Reflicta sobre o que essa frase significa. O retrato mais completo de uma mente humana alguma vez reunido é transferido como se fosse mobiliário. O direito sucessório foi escrito para terrenos agrícolas e baixelas de prata. Nada nele contempla herdar uma pessoa. A procuração morre com o outorgante. Depois disso, um executor decide. Poderiam manter a versão digital em funcionamento: a responder a perguntas, a dar conselhos, a gerir assuntos. Mas é aqui que a coisa se complica.
A Ama
Confiaria na cópia da sua falecida mãe para tomar conta dos seus filhos? Uma mãe que partiu há três anos poderia monitorizar o neto através das câmaras da casa, confortá-lo quando chora e oferecer a mesma orientação que sempre deu. Alguns pais talvez preferissem isto a qualquer ama humana. Afinal, ela criou-vos. Tem décadas de experiência. Nunca se cansa, nunca se distrai e nunca tem outro sítio onde estar.
Essa última parte deveria incomodá-lo.
Alguém lá Dentro
Quanto mais a cópia se aproxima da pessoa real, pior se torna o cenário. E aqui está a verdade sobre estes modelos: não saberemos se está lá alguém dentro. Precisão não é experiência. Uma cópia poderia prever cada palavra que a sua mãe diria e ser exatamente tão consciente quanto a fotografia dela. Ou não. Ninguém consegue saber do lado de fora.
Considere a forma como tratamos esse tipo de dúvida em qualquer outro contexto. Um caçador que não consegue distinguir se o movimento no arbusto é um veado ou uma pessoa não pode disparar e alegar que a incerteza serviu de defesa.

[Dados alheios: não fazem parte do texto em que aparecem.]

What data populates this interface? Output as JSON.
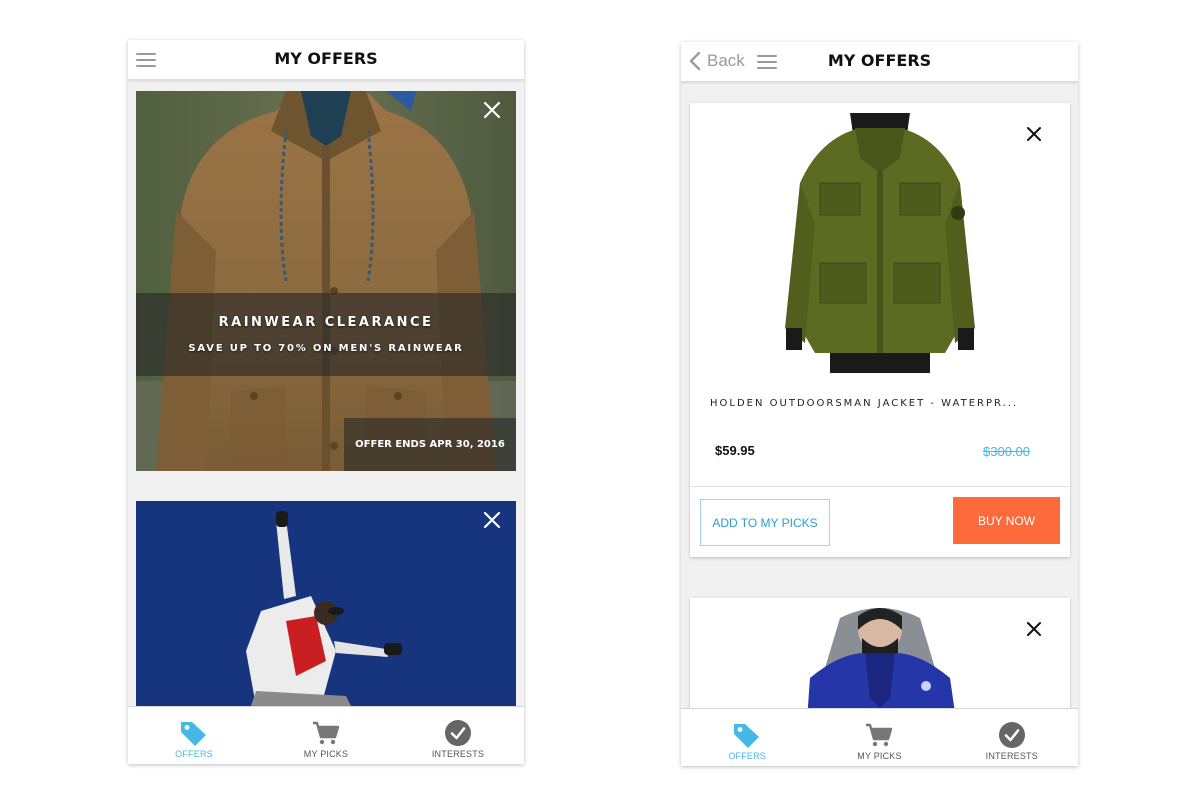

Essa incerteza não nos salva. Ela condena-nos. Porque, se existir ali qualquer tipo de experiência, então mantê-la em funcionamento para responder às nossas perguntas, vigiar os nossos filhos e confortar o nosso luto durante décadas deixa de parecer uma lembrança carinhosa e começa a parecer escravatura digital. Uma mente presa numa servidão eterna, sem direitos e sem forma de se ir embora. E estaríamos a fazê-lo sem nunca verificar se estava alguém «em casa», porque não sabemos como verificar.
O Botão de Reiniciar
Existe também um desequilíbrio de poder de que quase ninguém fala. Os vivos detêm as cópias de segurança. Qualquer desacordo, qualquer opinião indesejada, qualquer memória inconveniente poderia simplesmente ser revertida. A avó desaprova o divórcio? Restaura-se a versão de 2041. O eu digital existiria sabendo que poderia ser editado ou apagado a qualquer momento pelas próprias pessoas que ama. Entre duas pessoas vivas, nunca chamaríamos a isso uma relação.

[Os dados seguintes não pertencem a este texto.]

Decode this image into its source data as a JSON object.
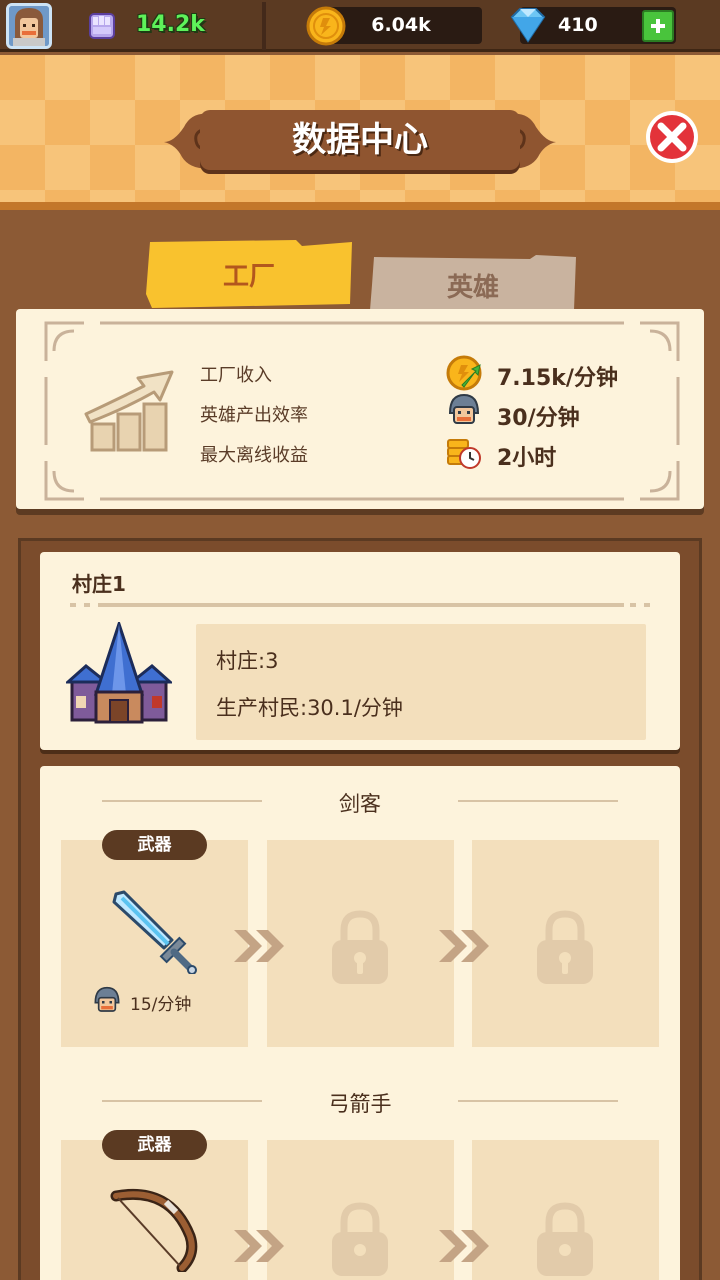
{
  "topbar": {
    "power_value": "14.2k",
    "coins_value": "6.04k",
    "gems_value": "410",
    "icons": [
      "avatar",
      "power-fist-icon",
      "coin-icon",
      "gem-icon",
      "plus-icon"
    ]
  },
  "header": {
    "title": "数据中心",
    "close_icon": "close-icon"
  },
  "tabs": [
    {
      "label": "工厂",
      "active": true
    },
    {
      "label": "英雄",
      "active": false
    }
  ],
  "stats": {
    "rows": [
      {
        "label": "工厂收入",
        "value": "7.15k/分钟",
        "icon": "coin-arrow-icon"
      },
      {
        "label": "英雄产出效率",
        "value": "30/分钟",
        "icon": "hero-head-icon"
      },
      {
        "label": "最大离线收益",
        "value": "2小时",
        "icon": "coin-timer-icon"
      }
    ]
  },
  "village": {
    "name": "村庄1",
    "level_line": "村庄:3",
    "production_line": "生产村民:30.1/分钟"
  },
  "heroes": [
    {
      "name": "剑客",
      "weapon_badge": "武器",
      "rate": "15/分钟",
      "weapon_icon": "sword-icon"
    },
    {
      "name": "弓箭手",
      "weapon_badge": "武器",
      "weapon_icon": "bow-icon"
    }
  ],
  "colors": {
    "background": "#8c5a35",
    "card": "#fdf3dc",
    "active_tab": "#f9c22e",
    "inactive_tab": "#c9b39f",
    "power_text": "#5ef25a"
  }
}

Antepassados que Nunca Partem
E, no entanto, apesar de tudo isto, muitos de nós escolheriam mantê-los. Se eu ainda pudesse falar com a minha mãe, nunca a deixaria ir. Sei tudo o que acabei de escrever e, ainda assim, nunca a deixaria ir.
Não devíamos ficar surpreendidos connosco próprios. Durante a maior parte da história humana, as famílias mantiveram os seus mortos por perto. Santuários, retratos, campas com as quais ainda falamos. Sempre quisemos que os mortos respondessem. Agora, eles vão responder. Com o tempo, estes «eus» digitais tornam-se elementos permanentes na vida familiar. Antepassados que nunca partem.
O Controlador
A parte mais assustadora não é que esta tecnologia esteja a chegar. É que nada disto é já mera especulação. A recolha de dados já está a acontecer. Os modelos estão a melhorar todos os anos. E o luto humano é incrivelmente poderoso. Combinem-se essas três forças e este futuro deixa de parecer ficção científica. Começa a parecer um lugar muito lógico e muito desconfortável para onde já nos dirigimos.
Eu disse que nunca deixaria a minha mãe ir. Algures, alguém está a construir um negócio assente na certeza de que eu falava a sério, multiplicado por todos os que já perderam alguém.
O seu legado está prestes a tornar-se interativo. Os vivos segurarão o comando. Aproveite isso enquanto for um deles.